The stock market rally that followed the sanctions announcement was largely driven by short sellers covering their positions by buying up the individual shares and ETFs they had shorted. The thinking seemed to be that the measured sanctions approach – and visible reluctance especially by European NATO allies to expose their economies to greater financial and energy-related risks – meant that at least from a market perspective the geopolitical implications of the Ukraine invasion were not as severe as they might have been. By the end of the trading day the usual momentum followers had jumped on board, and a three percent decline on the Nasdaq Composite swung to a three percent gain.
Fat Tail Risks
As always, the wild swings in the market on a volatile day like 2/24 say very little about the longer-term picture. The Ukrainian invasion will no doubt move off the front page as the news cycle continues to churn ahead on the many other topics that consume readers’ attention from the substantive to the inane. But there are risks aplenty in this new world order, however it eventually shapes out to be. In analyzing risk we use the term “tail risk” to denote events that, while relatively unlikely to happen, nonetheless exist as possible outcomes with a probability greater than zero. The “tails” of which we speak are those endpoints of a bell curve distribution where the center of the bell represents the mean, and incremental moves to the left or the right are the deviations from the mean. When the probability of those outlying events at the tail ends of the distribution increases, we say that the tail is “fatter.” The invasion of Ukraine, and the likely inability of the West to halt it, makes the tail fatter in an asymmetric way – the higher risks are skewed to the downside.

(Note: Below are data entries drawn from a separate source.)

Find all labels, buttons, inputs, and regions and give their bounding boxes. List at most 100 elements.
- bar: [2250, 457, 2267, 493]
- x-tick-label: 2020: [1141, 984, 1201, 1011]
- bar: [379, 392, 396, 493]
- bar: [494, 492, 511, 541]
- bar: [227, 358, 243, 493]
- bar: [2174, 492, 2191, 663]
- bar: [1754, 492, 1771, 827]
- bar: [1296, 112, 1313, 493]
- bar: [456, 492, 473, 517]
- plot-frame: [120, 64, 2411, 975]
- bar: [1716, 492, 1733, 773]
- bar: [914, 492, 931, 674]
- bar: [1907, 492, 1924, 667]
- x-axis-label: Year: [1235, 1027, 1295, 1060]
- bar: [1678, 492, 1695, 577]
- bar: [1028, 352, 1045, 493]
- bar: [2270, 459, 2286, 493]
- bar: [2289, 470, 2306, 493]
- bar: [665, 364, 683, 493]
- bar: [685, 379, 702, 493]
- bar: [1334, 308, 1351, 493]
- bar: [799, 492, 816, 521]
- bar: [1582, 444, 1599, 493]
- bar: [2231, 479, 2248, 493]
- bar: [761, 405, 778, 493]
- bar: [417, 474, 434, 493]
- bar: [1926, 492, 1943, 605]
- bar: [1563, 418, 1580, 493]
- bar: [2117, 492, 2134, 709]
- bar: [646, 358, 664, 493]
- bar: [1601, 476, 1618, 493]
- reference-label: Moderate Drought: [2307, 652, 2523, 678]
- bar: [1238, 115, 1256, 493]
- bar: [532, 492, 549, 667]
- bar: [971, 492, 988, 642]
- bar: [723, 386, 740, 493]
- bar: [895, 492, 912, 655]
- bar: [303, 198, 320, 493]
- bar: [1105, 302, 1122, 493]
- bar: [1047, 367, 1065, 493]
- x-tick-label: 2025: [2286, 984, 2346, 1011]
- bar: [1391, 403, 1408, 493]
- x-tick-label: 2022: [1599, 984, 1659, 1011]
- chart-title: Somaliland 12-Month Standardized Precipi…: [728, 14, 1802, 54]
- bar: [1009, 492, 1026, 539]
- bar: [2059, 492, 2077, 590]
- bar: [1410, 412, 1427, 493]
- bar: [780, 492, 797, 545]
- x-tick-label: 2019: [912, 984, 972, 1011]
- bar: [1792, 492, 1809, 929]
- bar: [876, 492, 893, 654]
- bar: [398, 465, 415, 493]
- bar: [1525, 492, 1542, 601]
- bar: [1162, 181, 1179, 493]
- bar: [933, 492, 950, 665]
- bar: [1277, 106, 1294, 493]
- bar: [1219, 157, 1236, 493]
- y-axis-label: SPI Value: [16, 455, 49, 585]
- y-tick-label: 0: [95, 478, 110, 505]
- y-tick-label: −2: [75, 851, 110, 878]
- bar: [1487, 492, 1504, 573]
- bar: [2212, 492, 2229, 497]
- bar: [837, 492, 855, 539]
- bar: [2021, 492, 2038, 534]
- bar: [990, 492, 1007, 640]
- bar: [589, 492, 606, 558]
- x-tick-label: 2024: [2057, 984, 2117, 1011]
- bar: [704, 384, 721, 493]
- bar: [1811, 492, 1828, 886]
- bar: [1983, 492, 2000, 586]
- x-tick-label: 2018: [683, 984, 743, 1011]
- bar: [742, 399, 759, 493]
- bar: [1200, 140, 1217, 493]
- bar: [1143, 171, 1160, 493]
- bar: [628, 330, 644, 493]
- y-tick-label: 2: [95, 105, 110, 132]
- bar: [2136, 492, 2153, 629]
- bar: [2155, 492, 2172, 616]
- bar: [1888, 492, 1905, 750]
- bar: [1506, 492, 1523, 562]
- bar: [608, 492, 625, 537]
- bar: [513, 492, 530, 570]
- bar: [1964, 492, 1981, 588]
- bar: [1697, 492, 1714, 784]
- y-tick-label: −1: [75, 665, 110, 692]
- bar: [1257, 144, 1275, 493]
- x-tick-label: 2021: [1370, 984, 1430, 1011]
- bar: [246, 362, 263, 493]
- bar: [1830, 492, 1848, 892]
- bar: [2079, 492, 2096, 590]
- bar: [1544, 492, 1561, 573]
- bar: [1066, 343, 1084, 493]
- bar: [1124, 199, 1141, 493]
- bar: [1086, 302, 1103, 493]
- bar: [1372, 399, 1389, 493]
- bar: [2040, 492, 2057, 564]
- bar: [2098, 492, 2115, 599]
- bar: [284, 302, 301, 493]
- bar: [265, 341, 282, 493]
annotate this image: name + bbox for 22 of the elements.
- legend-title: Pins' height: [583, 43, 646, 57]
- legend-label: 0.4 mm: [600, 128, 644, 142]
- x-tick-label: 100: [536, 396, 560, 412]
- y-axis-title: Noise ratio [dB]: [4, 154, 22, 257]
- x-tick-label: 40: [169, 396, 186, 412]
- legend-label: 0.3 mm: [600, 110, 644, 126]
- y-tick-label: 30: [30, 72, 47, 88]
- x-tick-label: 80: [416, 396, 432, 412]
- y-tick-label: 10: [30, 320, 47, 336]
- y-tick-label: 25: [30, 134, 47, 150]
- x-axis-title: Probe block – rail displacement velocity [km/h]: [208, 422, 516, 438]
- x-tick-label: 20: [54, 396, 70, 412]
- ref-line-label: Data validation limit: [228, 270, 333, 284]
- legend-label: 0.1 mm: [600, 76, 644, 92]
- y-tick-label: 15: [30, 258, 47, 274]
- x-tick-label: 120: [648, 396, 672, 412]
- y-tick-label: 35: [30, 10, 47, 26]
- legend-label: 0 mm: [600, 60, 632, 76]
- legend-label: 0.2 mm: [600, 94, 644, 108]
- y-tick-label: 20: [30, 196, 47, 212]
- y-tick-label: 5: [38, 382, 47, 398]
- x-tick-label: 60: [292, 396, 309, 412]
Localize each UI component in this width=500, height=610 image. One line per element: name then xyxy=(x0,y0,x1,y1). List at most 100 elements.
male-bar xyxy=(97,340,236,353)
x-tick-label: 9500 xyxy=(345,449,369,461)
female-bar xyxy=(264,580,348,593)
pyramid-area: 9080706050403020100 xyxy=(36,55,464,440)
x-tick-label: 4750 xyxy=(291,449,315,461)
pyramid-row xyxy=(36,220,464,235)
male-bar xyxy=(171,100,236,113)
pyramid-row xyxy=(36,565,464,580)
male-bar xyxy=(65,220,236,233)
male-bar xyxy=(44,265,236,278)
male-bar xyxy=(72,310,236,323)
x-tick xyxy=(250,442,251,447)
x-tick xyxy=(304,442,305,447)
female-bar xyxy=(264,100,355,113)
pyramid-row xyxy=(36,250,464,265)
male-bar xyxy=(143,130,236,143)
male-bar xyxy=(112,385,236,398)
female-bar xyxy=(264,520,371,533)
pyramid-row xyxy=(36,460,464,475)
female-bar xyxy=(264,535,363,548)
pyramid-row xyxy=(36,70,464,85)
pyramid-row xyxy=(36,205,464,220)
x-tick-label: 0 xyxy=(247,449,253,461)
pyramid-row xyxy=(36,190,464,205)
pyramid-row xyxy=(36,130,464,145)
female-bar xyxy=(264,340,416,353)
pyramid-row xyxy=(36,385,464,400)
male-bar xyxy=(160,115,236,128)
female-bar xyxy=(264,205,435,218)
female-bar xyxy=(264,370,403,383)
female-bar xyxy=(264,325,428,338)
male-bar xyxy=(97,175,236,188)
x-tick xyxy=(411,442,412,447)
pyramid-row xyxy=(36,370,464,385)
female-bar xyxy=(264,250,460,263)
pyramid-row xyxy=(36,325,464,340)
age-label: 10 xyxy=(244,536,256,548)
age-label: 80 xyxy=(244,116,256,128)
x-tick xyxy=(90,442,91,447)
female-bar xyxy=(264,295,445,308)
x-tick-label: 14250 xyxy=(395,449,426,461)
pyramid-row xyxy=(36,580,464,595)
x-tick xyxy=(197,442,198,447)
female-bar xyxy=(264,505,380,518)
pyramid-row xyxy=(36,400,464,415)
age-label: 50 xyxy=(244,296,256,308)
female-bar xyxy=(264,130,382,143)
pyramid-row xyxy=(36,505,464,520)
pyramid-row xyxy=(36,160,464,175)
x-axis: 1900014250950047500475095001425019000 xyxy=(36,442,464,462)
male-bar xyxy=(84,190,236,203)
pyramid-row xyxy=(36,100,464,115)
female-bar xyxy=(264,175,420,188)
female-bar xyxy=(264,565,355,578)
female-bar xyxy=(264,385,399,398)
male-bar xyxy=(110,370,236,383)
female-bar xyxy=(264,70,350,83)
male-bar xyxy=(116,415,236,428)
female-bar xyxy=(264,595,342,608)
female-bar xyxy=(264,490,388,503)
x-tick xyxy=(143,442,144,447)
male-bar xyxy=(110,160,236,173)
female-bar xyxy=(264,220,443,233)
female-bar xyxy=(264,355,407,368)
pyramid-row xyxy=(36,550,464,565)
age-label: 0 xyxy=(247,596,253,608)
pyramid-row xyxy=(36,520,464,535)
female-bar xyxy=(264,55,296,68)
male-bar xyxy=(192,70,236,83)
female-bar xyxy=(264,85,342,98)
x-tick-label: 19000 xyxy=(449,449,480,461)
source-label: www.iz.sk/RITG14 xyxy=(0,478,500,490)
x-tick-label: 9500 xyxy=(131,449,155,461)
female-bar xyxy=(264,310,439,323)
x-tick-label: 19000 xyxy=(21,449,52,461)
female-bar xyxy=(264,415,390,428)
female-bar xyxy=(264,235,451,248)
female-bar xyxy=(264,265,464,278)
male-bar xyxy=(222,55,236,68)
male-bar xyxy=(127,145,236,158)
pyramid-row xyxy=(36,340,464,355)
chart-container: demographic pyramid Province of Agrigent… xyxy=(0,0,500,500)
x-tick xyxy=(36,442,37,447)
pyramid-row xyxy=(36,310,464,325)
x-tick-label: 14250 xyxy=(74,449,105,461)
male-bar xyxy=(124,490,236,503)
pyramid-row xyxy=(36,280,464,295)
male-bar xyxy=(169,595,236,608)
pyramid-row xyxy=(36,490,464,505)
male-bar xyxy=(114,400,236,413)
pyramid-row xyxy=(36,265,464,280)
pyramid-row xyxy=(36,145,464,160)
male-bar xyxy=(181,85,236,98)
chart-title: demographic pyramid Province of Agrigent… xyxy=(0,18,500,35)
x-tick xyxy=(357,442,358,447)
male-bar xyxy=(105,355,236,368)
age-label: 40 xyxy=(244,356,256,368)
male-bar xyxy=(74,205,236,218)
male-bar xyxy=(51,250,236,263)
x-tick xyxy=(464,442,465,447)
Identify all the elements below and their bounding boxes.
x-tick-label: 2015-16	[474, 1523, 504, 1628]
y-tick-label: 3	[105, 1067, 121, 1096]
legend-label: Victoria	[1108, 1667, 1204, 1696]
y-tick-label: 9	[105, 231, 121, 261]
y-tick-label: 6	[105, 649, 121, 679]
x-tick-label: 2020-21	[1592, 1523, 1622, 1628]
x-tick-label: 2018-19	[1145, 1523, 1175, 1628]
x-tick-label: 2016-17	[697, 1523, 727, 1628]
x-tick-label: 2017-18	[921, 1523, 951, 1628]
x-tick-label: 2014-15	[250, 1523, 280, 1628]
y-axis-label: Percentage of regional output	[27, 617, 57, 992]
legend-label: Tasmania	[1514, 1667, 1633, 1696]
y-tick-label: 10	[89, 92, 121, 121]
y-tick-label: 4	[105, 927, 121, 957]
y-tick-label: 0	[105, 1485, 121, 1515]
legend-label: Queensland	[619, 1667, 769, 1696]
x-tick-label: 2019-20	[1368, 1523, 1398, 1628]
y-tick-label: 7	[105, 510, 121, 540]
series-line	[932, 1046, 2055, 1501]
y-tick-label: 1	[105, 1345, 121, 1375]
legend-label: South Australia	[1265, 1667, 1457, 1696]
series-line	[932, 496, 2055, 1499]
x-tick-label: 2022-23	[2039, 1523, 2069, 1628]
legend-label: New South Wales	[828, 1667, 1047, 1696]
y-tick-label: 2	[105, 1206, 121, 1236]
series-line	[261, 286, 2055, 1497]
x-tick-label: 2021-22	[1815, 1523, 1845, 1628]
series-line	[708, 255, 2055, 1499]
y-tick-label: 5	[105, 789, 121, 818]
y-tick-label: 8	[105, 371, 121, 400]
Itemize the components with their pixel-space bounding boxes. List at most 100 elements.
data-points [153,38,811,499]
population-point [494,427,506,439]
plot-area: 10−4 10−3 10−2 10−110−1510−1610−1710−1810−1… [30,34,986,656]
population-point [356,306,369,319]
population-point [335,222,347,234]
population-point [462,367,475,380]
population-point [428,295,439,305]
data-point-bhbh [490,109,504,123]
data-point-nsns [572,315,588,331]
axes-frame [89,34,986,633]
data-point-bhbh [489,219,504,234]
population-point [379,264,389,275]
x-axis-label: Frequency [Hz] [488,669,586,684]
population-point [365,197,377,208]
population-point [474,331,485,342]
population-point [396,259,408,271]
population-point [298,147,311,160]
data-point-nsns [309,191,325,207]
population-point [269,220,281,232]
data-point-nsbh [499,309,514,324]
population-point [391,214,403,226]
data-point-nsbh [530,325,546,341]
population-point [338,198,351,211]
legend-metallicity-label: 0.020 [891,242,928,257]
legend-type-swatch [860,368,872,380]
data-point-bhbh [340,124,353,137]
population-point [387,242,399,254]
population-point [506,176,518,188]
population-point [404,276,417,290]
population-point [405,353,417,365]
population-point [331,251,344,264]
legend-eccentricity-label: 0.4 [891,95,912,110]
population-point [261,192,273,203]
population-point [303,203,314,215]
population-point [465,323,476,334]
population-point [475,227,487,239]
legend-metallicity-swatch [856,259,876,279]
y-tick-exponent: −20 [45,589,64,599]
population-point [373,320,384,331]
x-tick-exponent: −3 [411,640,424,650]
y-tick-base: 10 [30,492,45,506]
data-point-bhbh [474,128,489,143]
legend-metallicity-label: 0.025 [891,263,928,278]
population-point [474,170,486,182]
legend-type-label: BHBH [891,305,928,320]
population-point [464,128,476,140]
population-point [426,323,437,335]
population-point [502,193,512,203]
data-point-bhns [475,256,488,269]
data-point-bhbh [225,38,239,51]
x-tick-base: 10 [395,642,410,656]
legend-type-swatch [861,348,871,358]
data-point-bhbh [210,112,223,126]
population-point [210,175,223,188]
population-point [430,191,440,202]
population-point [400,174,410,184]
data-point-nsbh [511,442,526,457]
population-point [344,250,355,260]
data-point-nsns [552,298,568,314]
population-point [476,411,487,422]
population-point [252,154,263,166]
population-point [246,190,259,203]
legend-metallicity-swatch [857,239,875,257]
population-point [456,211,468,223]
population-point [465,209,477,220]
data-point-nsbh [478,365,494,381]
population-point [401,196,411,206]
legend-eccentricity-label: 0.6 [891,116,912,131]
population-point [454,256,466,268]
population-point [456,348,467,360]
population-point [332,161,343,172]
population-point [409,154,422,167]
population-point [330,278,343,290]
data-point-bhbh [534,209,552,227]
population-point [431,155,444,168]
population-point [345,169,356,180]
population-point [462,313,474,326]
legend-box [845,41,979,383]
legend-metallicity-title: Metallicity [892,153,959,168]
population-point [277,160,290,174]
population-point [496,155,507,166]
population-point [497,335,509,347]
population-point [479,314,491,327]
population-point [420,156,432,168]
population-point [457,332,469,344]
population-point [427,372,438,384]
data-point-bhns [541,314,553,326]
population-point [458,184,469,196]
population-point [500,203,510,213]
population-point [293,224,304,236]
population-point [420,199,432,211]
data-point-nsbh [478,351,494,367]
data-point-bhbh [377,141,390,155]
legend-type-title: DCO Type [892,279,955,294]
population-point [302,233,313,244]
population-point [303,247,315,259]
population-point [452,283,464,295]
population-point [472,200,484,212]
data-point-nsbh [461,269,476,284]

We are likely to see evidence of this fat tail risk in more day-to-day volatility, even if the directional impact of the volatility is more sideways – lots of ups and downs – than a decisive downward trend. Sideways volatility was a theme of ours earlier this year given the number of factors at play, even before Ukraine got onto the front pages, and it continues to in our opinion be more probable than a sustained move into bear market country in the absence of an outright economic downturn, which is not on the horizon. Interest rates of course are front and center. In the run-up to the March FOMC meeting expect the news cycles to be more about Powell, less about Putin. But there are also plenty of geopolitical situations beyond Ukraine. Moldova and Georgia both have breakaway Russian separatist regions. The Baltics are where NATO’s Article 5 (one for all and all for one) may be tested. Taiwan is never far from the center of the conversation. And if the West has trouble standing firm against Russia…well, Russia is nothing compared to the global heft of China.
All of which are conversations for a different day. For today our minds are focused on portfolio discipline amid volatility. Our hearts, though, are fully with those in harm’s way in this terrible humanitarian crisis.